Knime Python node and gensim

Hi,

 

I'm trying to configure a Python node to run the Phrases module from gensim (replaces frequent collocated tokens with a single 'bigram' token, e.g. 'new', 'york' becomes  'new_york'), but I'm running into issues as gensim runs mainly using list of lists, and cannot get the output as Document DataFrame for further text processing. 

 

I can get the list of lists (tokenized string) processed correctly (tokens vs. tokens_bigram), but not sure how to transform it into a DataFrame as output of the node so that other text processing nodes can read it.
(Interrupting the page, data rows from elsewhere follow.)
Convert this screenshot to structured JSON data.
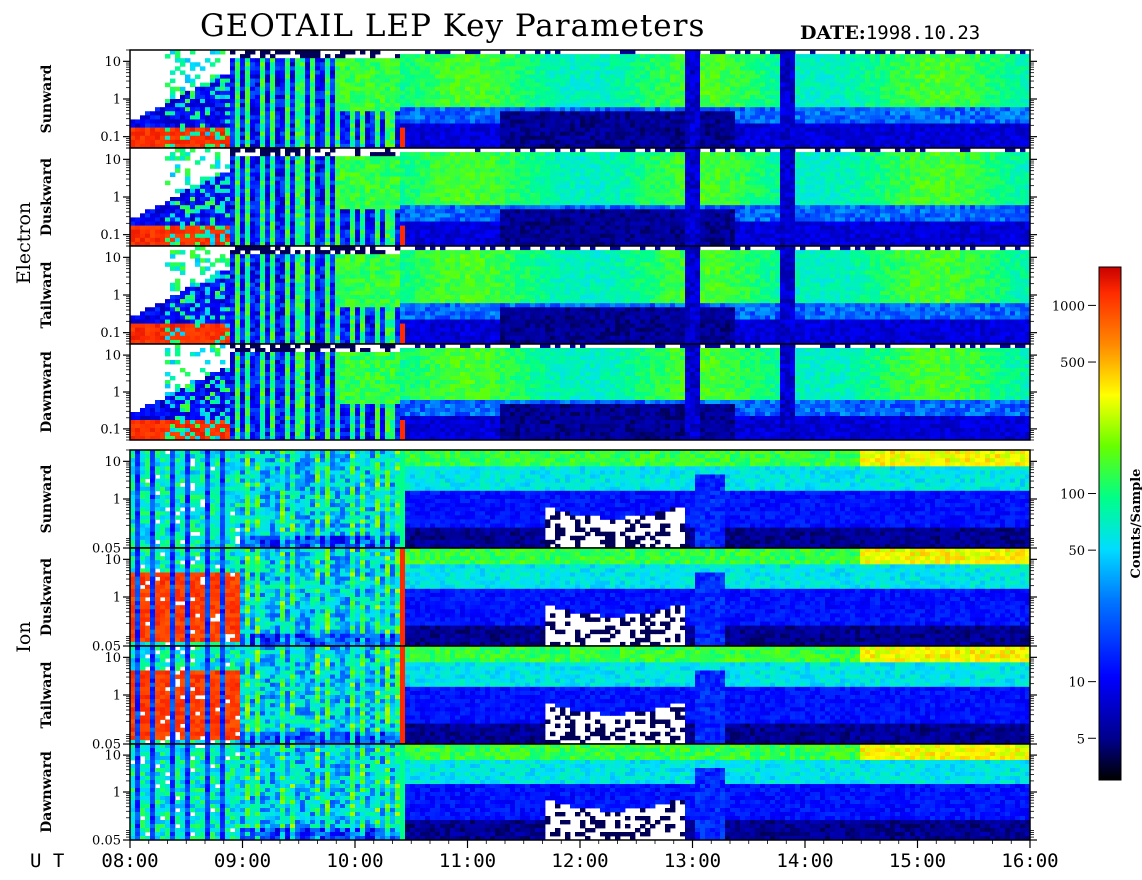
{
  "header": {
    "title": "GEOTAIL LEP Key Parameters",
    "date_label": "DATE:",
    "date_value": "1998.10.23"
  },
  "chart_data": {
    "type": "heatmap",
    "title": "GEOTAIL LEP Key Parameters",
    "x_axis": {
      "label": "U T",
      "ticks": [
        "08:00",
        "09:00",
        "10:00",
        "11:00",
        "12:00",
        "13:00",
        "14:00",
        "15:00",
        "16:00"
      ],
      "range": [
        "08:00",
        "16:00"
      ]
    },
    "groups": [
      {
        "name": "Electron",
        "y_scale": "log",
        "y_range": [
          0.05,
          20
        ],
        "y_ticks": [
          "10",
          "1",
          "0.1"
        ],
        "panels": [
          "Sunward",
          "Duskward",
          "Tailward",
          "Dawnward"
        ]
      },
      {
        "name": "Ion",
        "y_scale": "log",
        "y_range": [
          0.05,
          20
        ],
        "y_ticks": [
          "10",
          "1",
          "0.05"
        ],
        "panels": [
          "Sunward",
          "Duskward",
          "Tailward",
          "Dawnward"
        ]
      }
    ],
    "colorbar": {
      "label": "Counts/Sample",
      "scale": "log",
      "range": [
        3,
        1600
      ],
      "ticks": [
        "1000",
        "500",
        "100",
        "50",
        "10",
        "5"
      ],
      "colors": [
        "#000000",
        "#00008b",
        "#0000ff",
        "#0077ff",
        "#00ddff",
        "#00ff88",
        "#66ff00",
        "#ffff00",
        "#ff8800",
        "#ff2a00",
        "#c80000"
      ]
    },
    "features": {
      "electron_cold_population_until": "09:00",
      "boundary_crossing": "10:25",
      "ion_hot_population_until": "09:00",
      "ion_depletion_intervals": [
        [
          "11:40",
          "12:55"
        ]
      ]
    }
  }
}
See script attached.

 

Anyone with experience using KNIME and gensim for text preprocessing?

 

Thanks

Hi Diego,

 

you are nearly there getting your bigrams from python to KNIME. The python nodes support sending DataFrame columns containing lists back to KNIME. Therefore what you can do is use the following line to generate your output_table:

output_table = pd.DataFrame(list(map(lambda x: [x], tokens_bigram)), columns=['tokens_bigram'])

This will create a pandas DataFrame with a single column containing each of your bigram lists in a separate row.

I hope that helps you getting your data back to KNIME and use the KNIME textprocessing nodes. If you have any further questions I will be happy to answer them.

 

Best

Clemens

 

Thanks Clemens, it worked!